It wouldn’t be a tour guide without a photo of the pier at White Rock.
One of many weathered logs scattered on shore at Crescent Beach. Judging by the bored hole, it could have been part of an timber raft or a dock before a storm sent it here. Concentrates one’s view of the rocky beach.
For some reason, person or persons unknown used a beached tree root for a collage of numbers which may have a significant meaning, although not to me. But Pedro does have my vote!!
Despite the residential area only a few hundred metres away, solitude can be found on a lonely spit and with a bright jacket, you can stand out in a crowd even when no one is around.
Sometimes it’s more interesting to see what is left behind after the H2O has gone.
When I took this photo I was interested in Burrard Inlet with Crown Mountain looming in the distance and gave little interest to the ships moored in the outer harbour. Only later did I realize I had lost half of this freighter as it sailed away west to the Pacific and ports unknown.
Not often you get to see giraffes when you’re out for a seaside stroll. This is one of a pair staring out to sea across the mud flats. Obviously someone has too much time on their hands or is in the first stages of an art career or simply is trying to get rid of the last can of living room paint. Hard to pass by without grabbing a photo.

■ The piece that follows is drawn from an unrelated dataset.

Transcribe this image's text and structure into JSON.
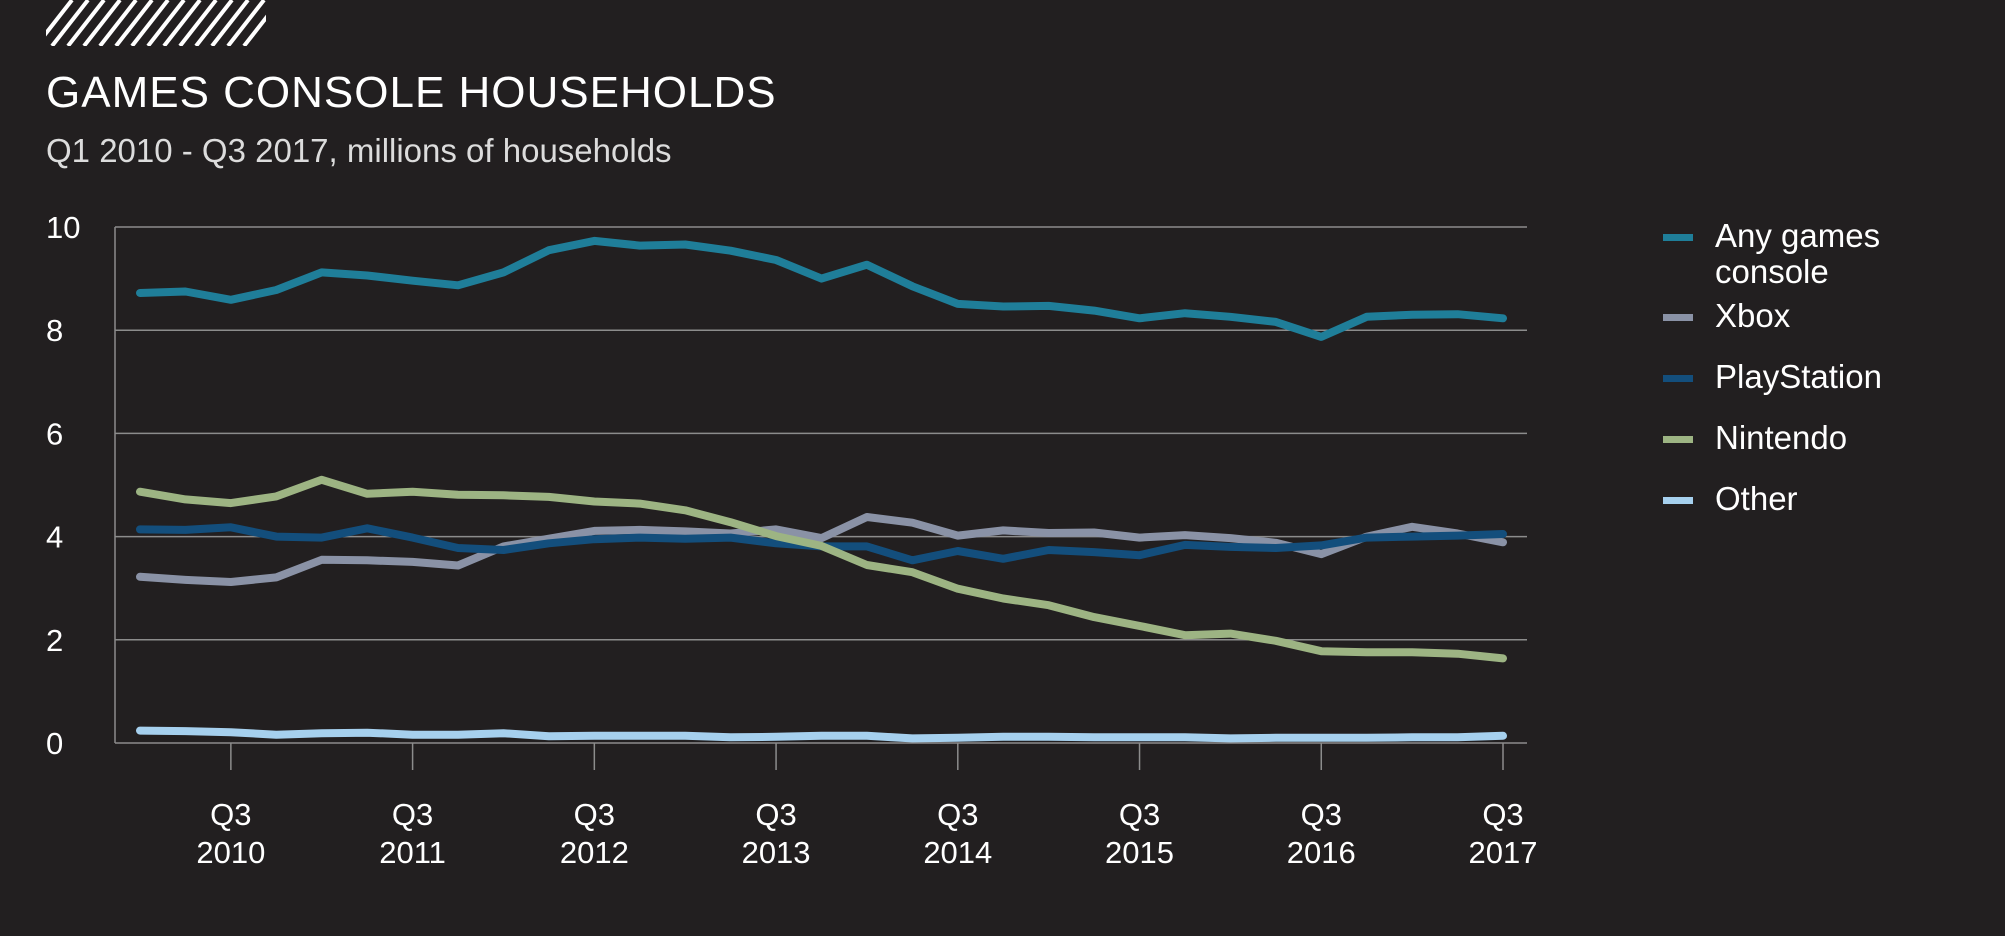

Everywhere I go there seem to be more and more seagulls despite reports of precipitous seabird population declines. Around White Rock these days, there are colonies of clamorous gulls up before the dawn and they are stilling vociferously screeching even after dark. Pretty sure this bunch at Tofino were members of the complaint committee.
Lost in the moment
gazing out to sea
rhythms of the tide
carry far away voices.
Instead of just a flag for Canada Day, I thought I’d attach a vessel to it. A photo I took of the CCGS Cape Kuper heading north towards Tofino in early June.